Dans un premier temps, j'imagine que nous assisterons surtout à la sous-traitance
de certaines musiques utilitaires – pour les bandes-son des
documentaires, par exemple, qui sont déjà souvent tirées de banques
écrites à la chaîne et indépendamment de tout contexte, avec des
instruments synthétiques d'ailleurs – et/ou de certaines sections de
compositions (transposition, transcription, orchestration…).
Pour la suite, il existera nécessairement des tentatives d'écriture
automatique, ou d'invention dirigée par
des compositeurs, mais je m'avoue tout à fait incapable de prédire dans
quelle mesure. J'imagine que ce sera massif, puisque la route
était déjà prise avant l'irruption des IA génératives, pour
les musiques utilitaires destinées à accompagner des publicités, des
films, des réunions publiques, des messages sur les réseaux. Mais pour
la musique écoutée en tant que telle, perçue comme un art,
avec ses démiurges compositeurs qu'on admire, ses époques qu'on aime
connaître ou rêver, comme dans le « classique », je ne sais pas. Des
essais, assurément, mais à quelle étendue ? Je laisse les sourciers et
les énergéticiens deviner — et l'avenir trancher.

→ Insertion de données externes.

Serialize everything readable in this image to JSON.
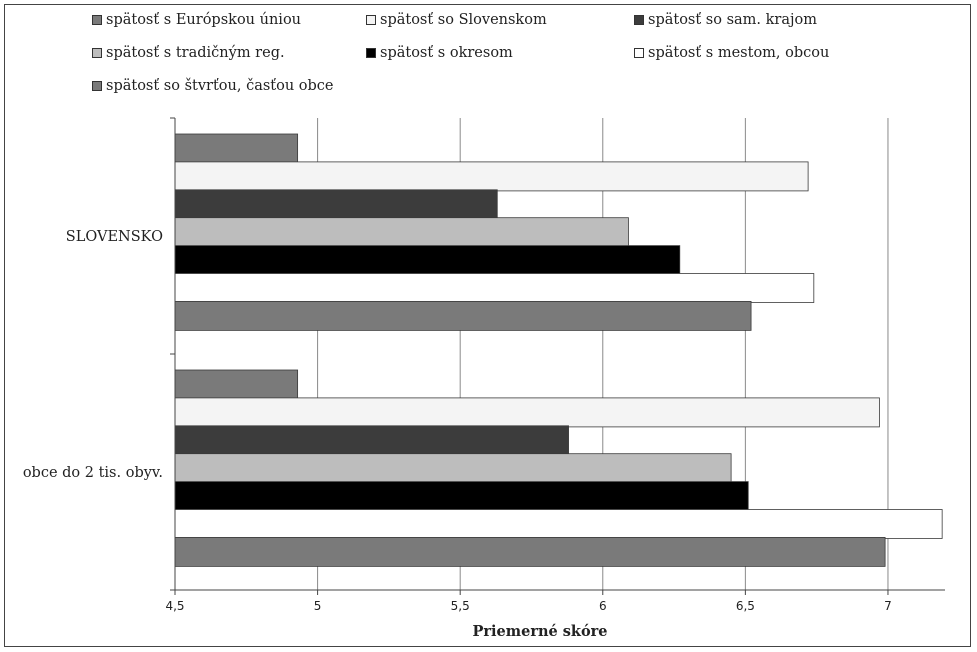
{
  "chart_data": {
    "type": "bar",
    "orientation": "horizontal",
    "xlabel": "Priemerné skóre",
    "xlim": [
      4.5,
      7.2
    ],
    "xticks": [
      "4,5",
      "5",
      "5,5",
      "6",
      "6,5",
      "7"
    ],
    "xtick_values": [
      4.5,
      5,
      5.5,
      6,
      6.5,
      7
    ],
    "grid": "vertical",
    "legend_position": "top",
    "categories": [
      "SLOVENSKO",
      "obce do 2 tis. obyv."
    ],
    "series": [
      {
        "name": "spätosť s Európskou úniou",
        "color": "#7a7a7a",
        "values": [
          4.93,
          4.93
        ]
      },
      {
        "name": "spätosť so Slovenskom",
        "color": "#f4f4f4",
        "values": [
          6.72,
          6.97
        ]
      },
      {
        "name": "spätosť so sam. krajom",
        "color": "#3c3c3c",
        "values": [
          5.63,
          5.88
        ]
      },
      {
        "name": "spätosť s tradičným reg.",
        "color": "#bdbdbd",
        "values": [
          6.09,
          6.45
        ]
      },
      {
        "name": "spätosť s okresom",
        "color": "#000000",
        "values": [
          6.27,
          6.51
        ]
      },
      {
        "name": "spätosť s mestom, obcou",
        "color": "#ffffff",
        "values": [
          6.74,
          7.19
        ]
      },
      {
        "name": "spätosť so štvrťou, časťou obce",
        "color": "#7a7a7a",
        "values": [
          6.52,
          6.99
        ]
      }
    ]
  }
}
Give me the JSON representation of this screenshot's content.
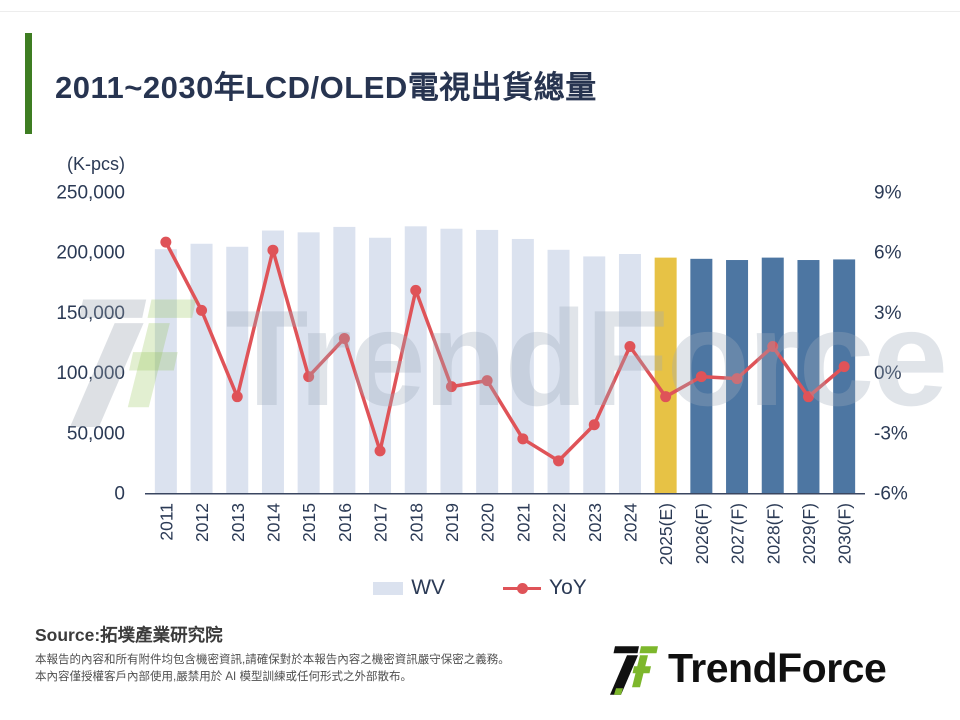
{
  "header": {
    "title": "2011~2030年LCD/OLED電視出貨總量"
  },
  "chart_data": {
    "type": "combo",
    "title": "2011~2030年LCD/OLED電視出貨總量",
    "unit_label": "(K-pcs)",
    "grid": false,
    "legend_position": "bottom-center",
    "categories": [
      "2011",
      "2012",
      "2013",
      "2014",
      "2015",
      "2016",
      "2017",
      "2018",
      "2019",
      "2020",
      "2021",
      "2022",
      "2023",
      "2024",
      "2025(E)",
      "2026(F)",
      "2027(F)",
      "2028(F)",
      "2029(F)",
      "2030(F)"
    ],
    "series": [
      {
        "name": "WV",
        "type": "bar",
        "axis": "left",
        "values": [
          202500,
          207000,
          204500,
          218000,
          216500,
          221000,
          212000,
          221500,
          219500,
          218500,
          211000,
          202000,
          196500,
          198500,
          195500,
          194500,
          193500,
          195500,
          193500,
          194000
        ]
      },
      {
        "name": "YoY",
        "type": "line",
        "axis": "right",
        "values": [
          6.5,
          3.1,
          -1.2,
          6.1,
          -0.2,
          1.7,
          -3.9,
          4.1,
          -0.7,
          -0.4,
          -3.3,
          -4.4,
          -2.6,
          1.3,
          -1.2,
          -0.2,
          -0.3,
          1.3,
          -1.2,
          0.3
        ]
      }
    ],
    "left_axis": {
      "min": 0,
      "max": 250000,
      "ticks": [
        "250,000",
        "200,000",
        "150,000",
        "100,000",
        "50,000",
        "0"
      ]
    },
    "right_axis": {
      "min": -6,
      "max": 9,
      "ticks": [
        "9%",
        "6%",
        "3%",
        "0%",
        "-3%",
        "-6%"
      ]
    },
    "bar_colors": [
      "#dbe2ef",
      "#dbe2ef",
      "#dbe2ef",
      "#dbe2ef",
      "#dbe2ef",
      "#dbe2ef",
      "#dbe2ef",
      "#dbe2ef",
      "#dbe2ef",
      "#dbe2ef",
      "#dbe2ef",
      "#dbe2ef",
      "#dbe2ef",
      "#dbe2ef",
      "#e7c245",
      "#4d76a2",
      "#4d76a2",
      "#4d76a2",
      "#4d76a2",
      "#4d76a2"
    ],
    "line_color": "#df5358",
    "axis_text_color": "#2b3a55",
    "baseline_color": "#3a4660",
    "legend": [
      {
        "label": "WV",
        "marker": "bar",
        "color": "#dbe2ef"
      },
      {
        "label": "YoY",
        "marker": "line",
        "color": "#df5358"
      }
    ]
  },
  "watermark": {
    "text": "TrendForce"
  },
  "footer": {
    "source": "Source:拓墣產業研究院",
    "disclaimer_line1": "本報告的內容和所有附件均包含機密資訊,請確保對於本報告內容之機密資訊嚴守保密之義務。",
    "disclaimer_line2": "本內容僅授權客戶內部使用,嚴禁用於 AI 模型訓練或任何形式之外部散布。",
    "logo_text": "TrendForce"
  },
  "colors": {
    "accent_green": "#3e7d22",
    "title_text": "#273450",
    "bar_historical": "#dbe2ef",
    "bar_estimate": "#e7c245",
    "bar_forecast": "#4d76a2",
    "line_red": "#df5358",
    "logo_green": "#7db72c",
    "logo_black": "#101010"
  }
}
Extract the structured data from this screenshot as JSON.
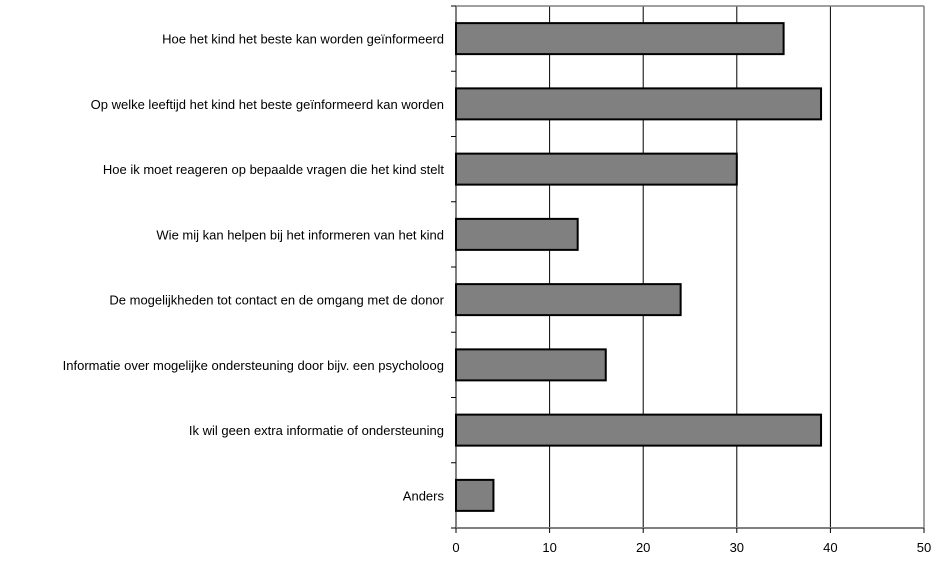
{
  "colors": {
    "bar_fill": "#808080",
    "bar_stroke": "#000000",
    "grid": "#000000",
    "axis": "#808080",
    "text": "#000000"
  },
  "chart_data": {
    "type": "bar",
    "orientation": "horizontal",
    "title": "",
    "xlabel": "",
    "ylabel": "",
    "xlim": [
      0,
      50
    ],
    "xticks": [
      0,
      10,
      20,
      30,
      40,
      50
    ],
    "grid": true,
    "legend": "none",
    "categories": [
      "Hoe het kind het beste kan worden geïnformeerd",
      "Op welke leeftijd het kind het beste geïnformeerd kan worden",
      "Hoe ik moet reageren op bepaalde vragen die het kind stelt",
      "Wie mij kan helpen bij het informeren van het kind",
      "De mogelijkheden tot contact en de omgang met de donor",
      "Informatie over mogelijke ondersteuning door bijv. een psycholoog",
      "Ik wil geen extra informatie of ondersteuning",
      "Anders"
    ],
    "values": [
      35,
      39,
      30,
      13,
      24,
      16,
      39,
      4
    ]
  }
}
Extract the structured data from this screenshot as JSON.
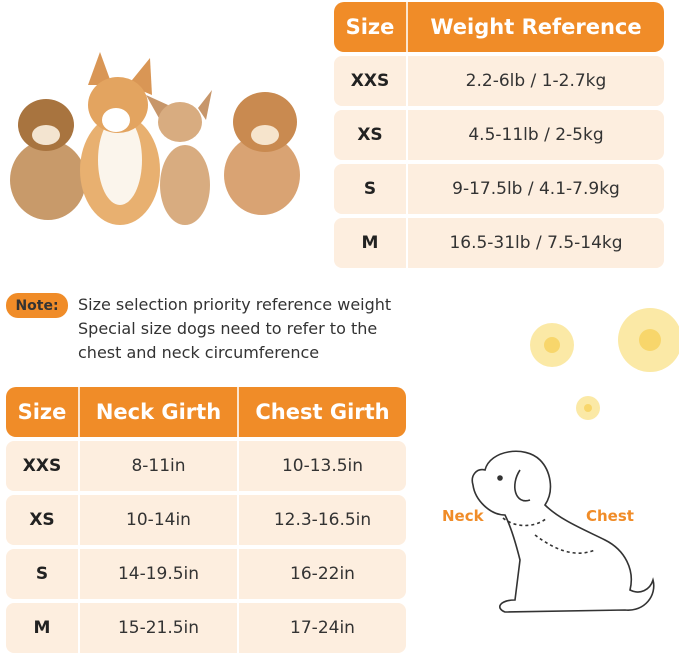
{
  "weight_table": {
    "headers": [
      "Size",
      "Weight Reference"
    ],
    "rows": [
      {
        "size": "XXS",
        "weight": "2.2-6lb / 1-2.7kg"
      },
      {
        "size": "XS",
        "weight": "4.5-11lb / 2-5kg"
      },
      {
        "size": "S",
        "weight": "9-17.5lb / 4.1-7.9kg"
      },
      {
        "size": "M",
        "weight": "16.5-31lb / 7.5-14kg"
      }
    ]
  },
  "note": {
    "label": "Note:",
    "lines": [
      "Size selection priority reference weight",
      "Special size dogs need to refer to the",
      "chest and neck circumference"
    ]
  },
  "girth_table": {
    "headers": [
      "Size",
      "Neck Girth",
      "Chest Girth"
    ],
    "rows": [
      {
        "size": "XXS",
        "neck": "8-11in",
        "chest": "10-13.5in"
      },
      {
        "size": "XS",
        "neck": "10-14in",
        "chest": "12.3-16.5in"
      },
      {
        "size": "S",
        "neck": "14-19.5in",
        "chest": "16-22in"
      },
      {
        "size": "M",
        "neck": "15-21.5in",
        "chest": "17-24in"
      }
    ]
  },
  "diagram": {
    "neck_label": "Neck",
    "chest_label": "Chest"
  },
  "colors": {
    "accent": "#f08c28",
    "row_bg": "#fdeedf"
  }
}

Comment cela s'articule-t-il avec les dangers précédemment
mentionnés ? Disons que ces questions ne valent que dans les scénarios
optimistes, mais pourraient tout de même exister simultanément, pendant
les scénarios franchement dystopiques.
Les petits cailloux sont posés… il n'y a plus qu'à attendre et à
revenir, d'ici quelques mois, admirer ma propre naïveté — ou, qui sait,
ma prescience d'autant plus admirable qu'elle se fonde essentiellement
sur l'ignorance !
À bientôt, de l'autre côté du miroir.